The Brazen Sanity of Chrystia Freeland
Andrew Meade/The Hill Times
Canada’s notably rational new deputy prime minister will need a doctrine of radical normalcy to deal with Donald Trump, Doug Ford et al.
Lisa Van Dusen/For The Hill Times
Nov. 27, 2019
One of the funniest moments during CBC’s live coverage of Justin Trudeau’s cabinet swearing-in on Nov. 20 came from veteran political Svengali David Herle. On the news of Chrystia Freeland’s promotion from foreign affairs to deputy prime minister, Herle reminded anchor Vassy Kapelos that Freeland is not known in Ottawa for her leadership ambitions. In other words, she hasn’t done any of the things associated with stealthy succession campaigns throughout history, from Shakespeare’s wettest coups, to the more clandestine defenestration missions of modern times in major capitals—because, trust him, he would know. From a veteran of the Chrétien-Martin wars, it was a generous bit of perspective and expertise-based public service.
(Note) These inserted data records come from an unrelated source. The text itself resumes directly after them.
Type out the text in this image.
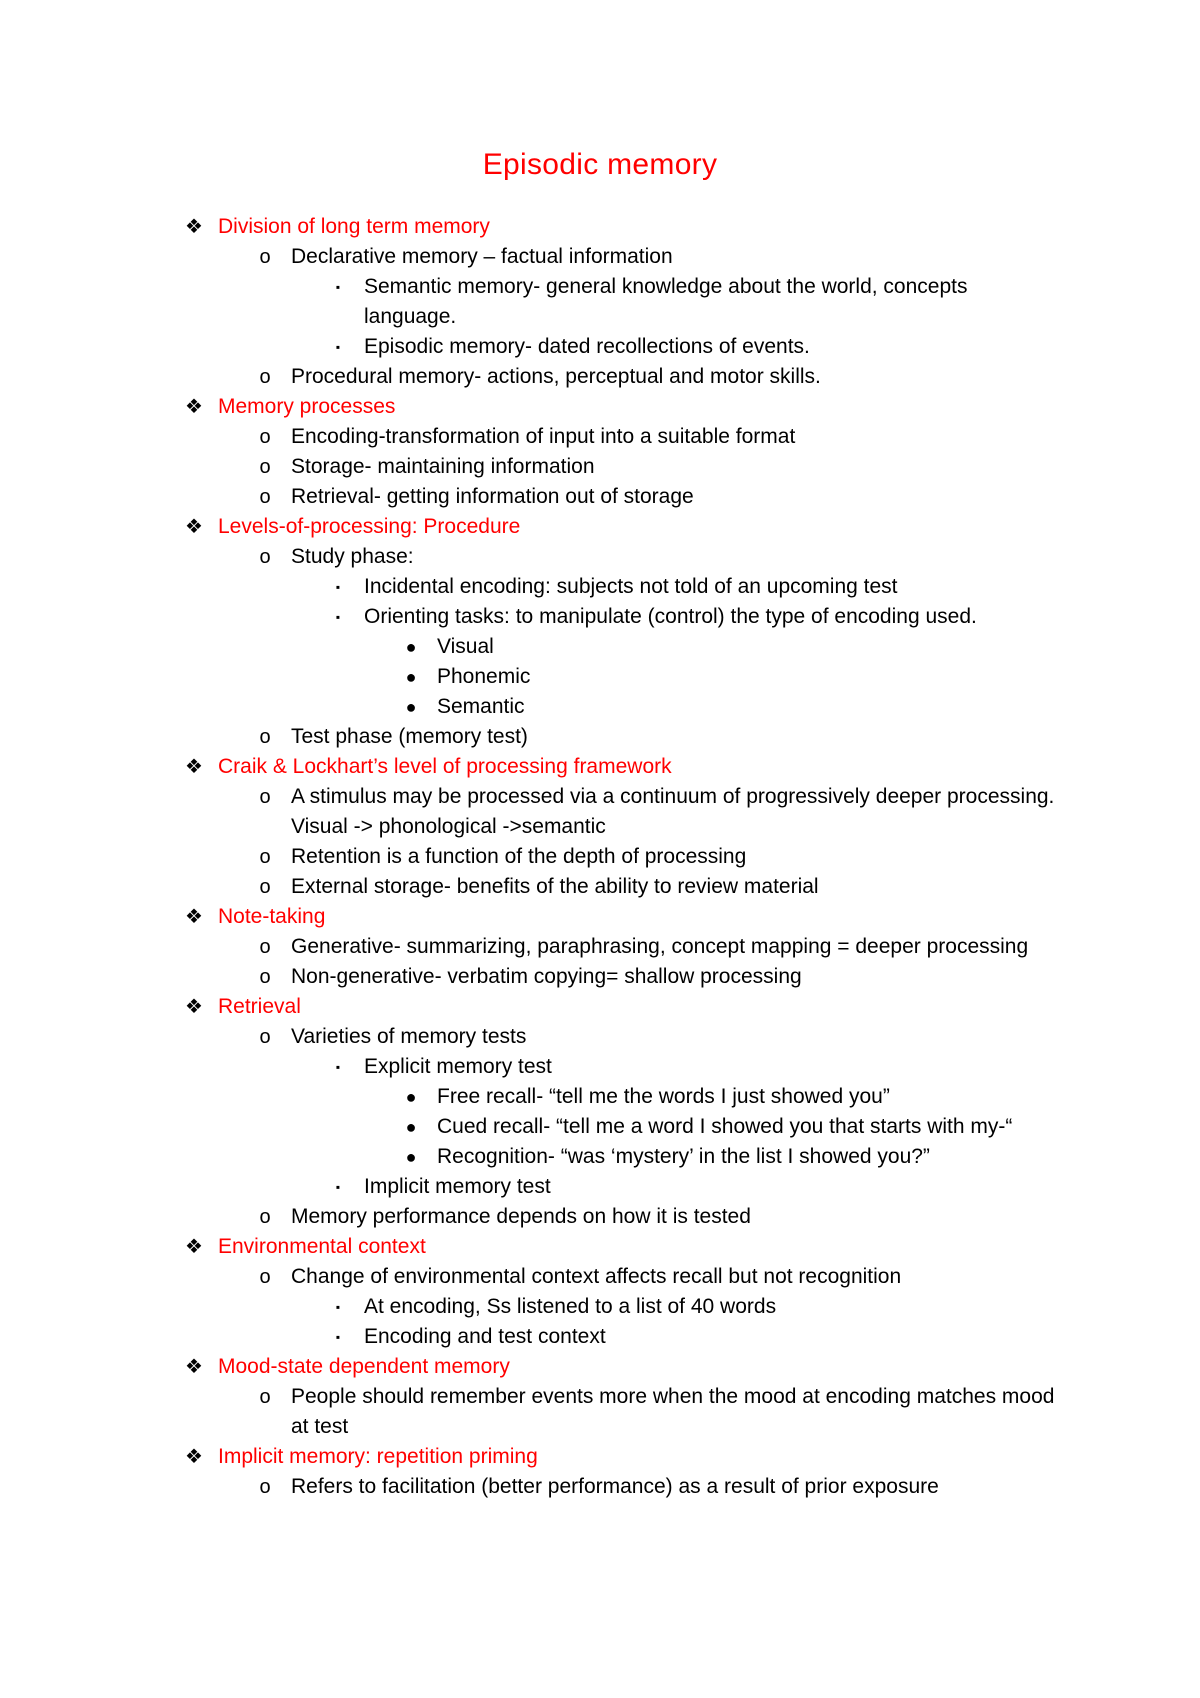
Episodic memory
❖ Division of long term memory
o Declarative memory – factual information
▪	Semantic memory- general knowledge about the world, concepts language.
▪	Episodic memory- dated recollections of events.
o Procedural memory- actions, perceptual and motor skills.
❖ Memory processes
o Encoding-transformation of input into a suitable format
o Storage- maintaining information
o Retrieval- getting information out of storage
❖ Levels-of-processing: Procedure
o Study phase:
▪	Incidental encoding: subjects not told of an upcoming test
▪	Orienting tasks: to manipulate (control) the type of encoding used.
● Visual
● Phonemic
● Semantic
o Test phase (memory test)
❖ Craik & Lockhart’s level of processing framework
o A stimulus may be processed via a continuum of progressively deeper processing. Visual -> phonological ->semantic
o Retention is a function of the depth of processing
o External storage- benefits of the ability to review material
❖ Note-taking
o Generative- summarizing, paraphrasing, concept mapping = deeper processing
o Non-generative- verbatim copying= shallow processing
❖ Retrieval
o Varieties of memory tests
▪	Explicit memory test
● Free recall- “tell me the words I just showed you”
● Cued recall- “tell me a word I showed you that starts with my-“
● Recognition- “was ‘mystery’ in the list I showed you?”
▪	Implicit memory test
o Memory performance depends on how it is tested
❖ Environmental context
o Change of environmental context affects recall but not recognition
▪	At encoding, Ss listened to a list of 40 words
▪	Encoding and test context
❖ Mood-state dependent memory
o People should remember events more when the mood at encoding matches mood at test
❖ Implicit memory: repetition priming
o Refers to facilitation (better performance) as a result of prior exposure
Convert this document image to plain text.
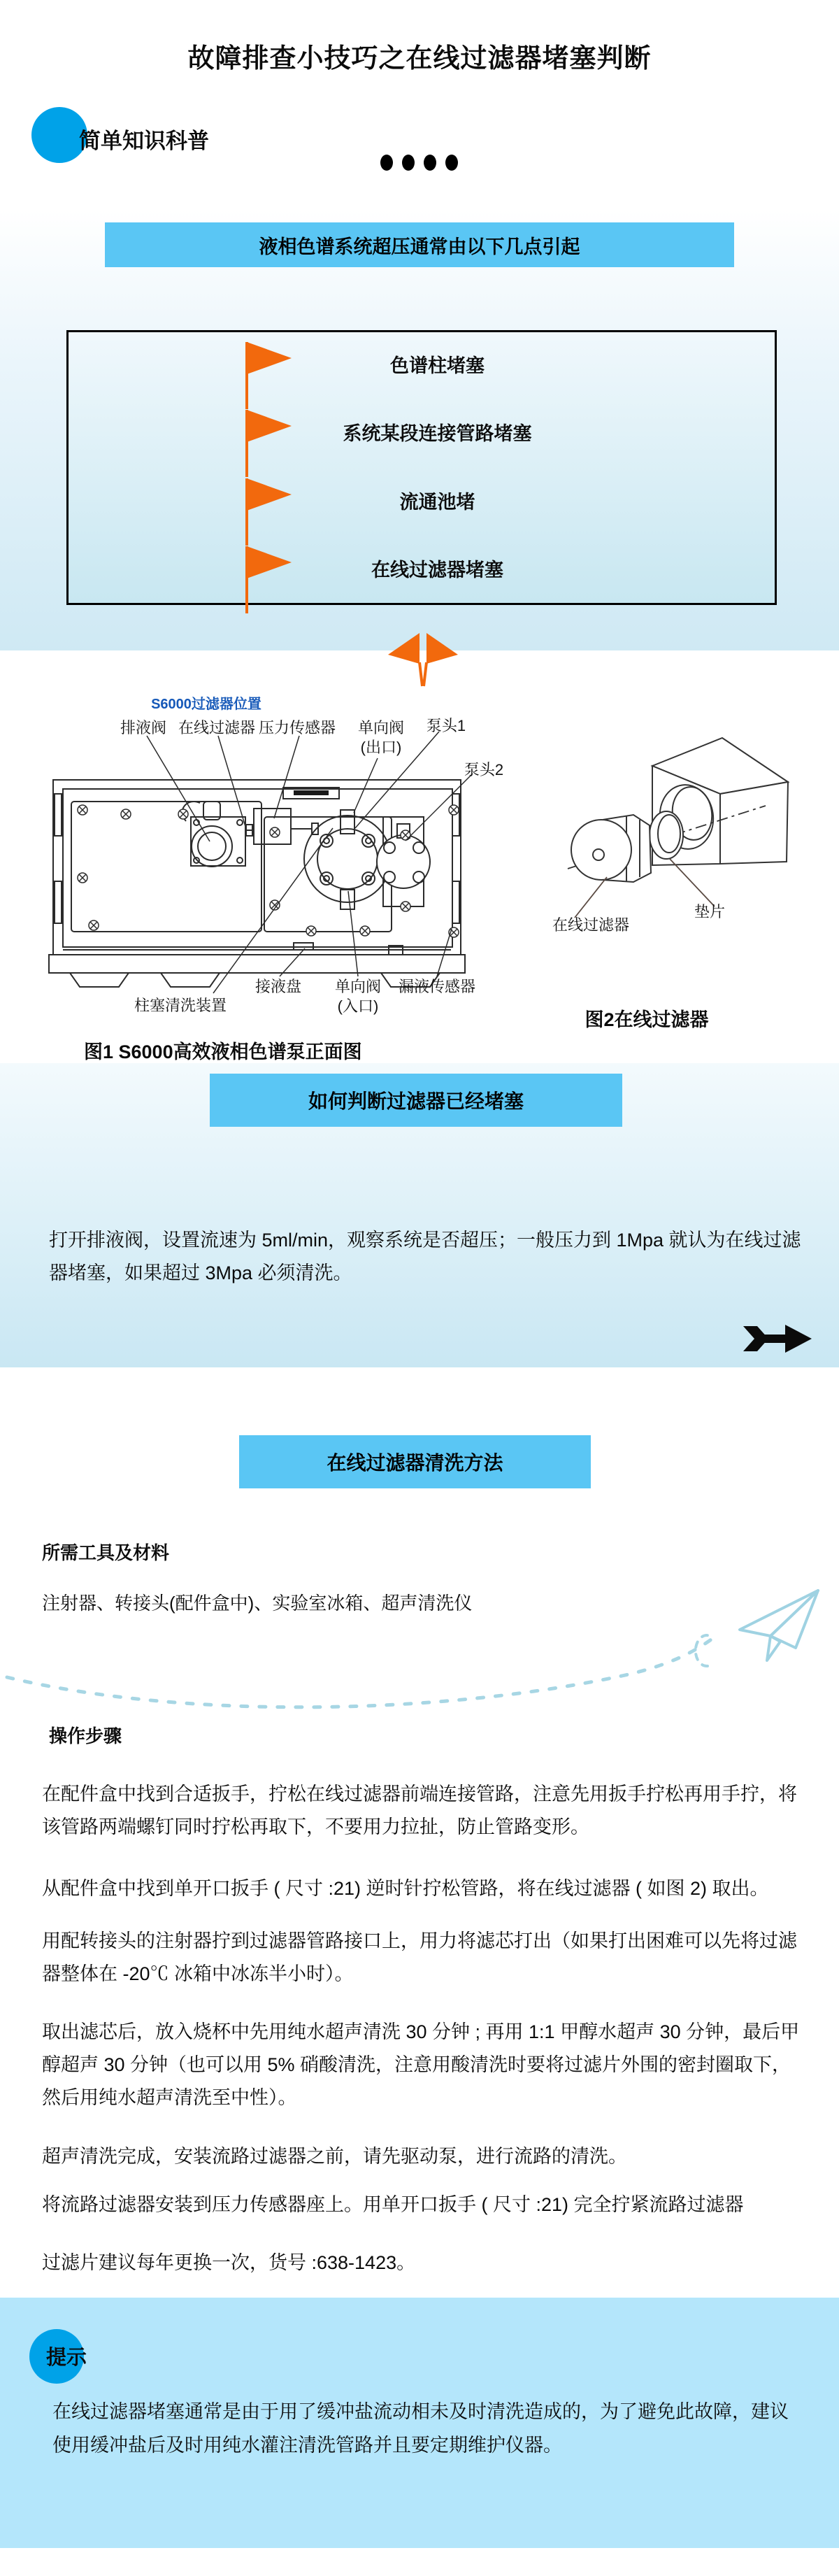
故障排查小技巧之在线过滤器堵塞判断
简单知识科普
液相色谱系统超压通常由以下几点引起
色谱柱堵塞
系统某段连接管路堵塞
流通池堵
在线过滤器堵塞
S6000过滤器位置
排液阀 在线过滤器 压力传感器	单向阀
(出口)
泵头1
泵头2
柱塞清洗装置
接液盘	单向阀
(入口)
漏液传感器
图1 S6000高效液相色谱泵正面图
在线过滤器
垫片
图2在线过滤器
如何判断过滤器已经堵塞
打开排液阀，设置流速为 5ml/min，观察系统是否超压；一般压力到 1Mpa 就认为在线过滤器堵塞，如果超过 3Mpa 必须清洗。
在线过滤器清洗方法
所需工具及材料
注射器、转接头(配件盒中)、实验室冰箱、超声清洗仪
操作步骤
在配件盒中找到合适扳手，拧松在线过滤器前端连接管路，注意先用扳手拧松再用手拧，将该管路两端螺钉同时拧松再取下，不要用力拉扯，防止管路变形。
从配件盒中找到单开口扳手 ( 尺寸 :21) 逆时针拧松管路，将在线过滤器 ( 如图 2) 取出。
用配转接头的注射器拧到过滤器管路接口上，用力将滤芯打出（如果打出困难可以先将过滤器整体在 -20℃ 冰箱中冰冻半小时）。
取出滤芯后，放入烧杯中先用纯水超声清洗 30 分钟 ; 再用 1:1 甲醇水超声 30 分钟，最后甲醇超声 30 分钟（也可以用 5% 硝酸清洗，注意用酸清洗时要将过滤片外围的密封圈取下，然后用纯水超声清洗至中性）。
超声清洗完成，安装流路过滤器之前，请先驱动泵，进行流路的清洗。
将流路过滤器安装到压力传感器座上。用单开口扳手 ( 尺寸 :21) 完全拧紧流路过滤器
过滤片建议每年更换一次，货号 :638-1423。
提示
在线过滤器堵塞通常是由于用了缓冲盐流动相未及时清洗造成的，为了避免此故障，建议使用缓冲盐后及时用纯水灌注清洗管路并且要定期维护仪器。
Indeed, the first takeaway from Freeland’s appointment as Trudeau’s lieutenant is that it means he trusts her in a town where trust, for any leader, can be a rare commodity. In political terms, it means he has full confidence in her loyalty. In quality-of-life terms, it means he trusts her not to be creatively visualizing herself on his side of the desk instead of thinking about Doug Ford.
Since Freeland, a Rhodes scholar and mother of three, made the transition from a successful career in international journalism to elected Canadian politics in 2013, she has displayed the sort of trend-bucking rational perspective and sensible prioritization you’d want in a deputy prime minister. As foreign affairs minister, she conveyed a sense of Canada as more than the sum of its vital statistics and with a moral obligation to defend freedom and democracy at a time when they’re under attack around the world, including in, of all places, America. Her perspective seemed to combine the grounding of her background as the daughter of Ukrainian immigrants and the intelligence accrued during her time as a foreign correspondent and senior editor at the Financial Times, and other news organizations.
A worldview informed by years spent assembling the global newspaper that best chronicles the impact of economics on every aspect of life, including politics and geopolitics, could not have hurt the NAFTA 2.0 negotiations. And being a woman who’d successfully navigated, as an editor, the ego Whac-a-Mole of upper Fleet Street likely made Donald Trump’s tweets easier to deal with.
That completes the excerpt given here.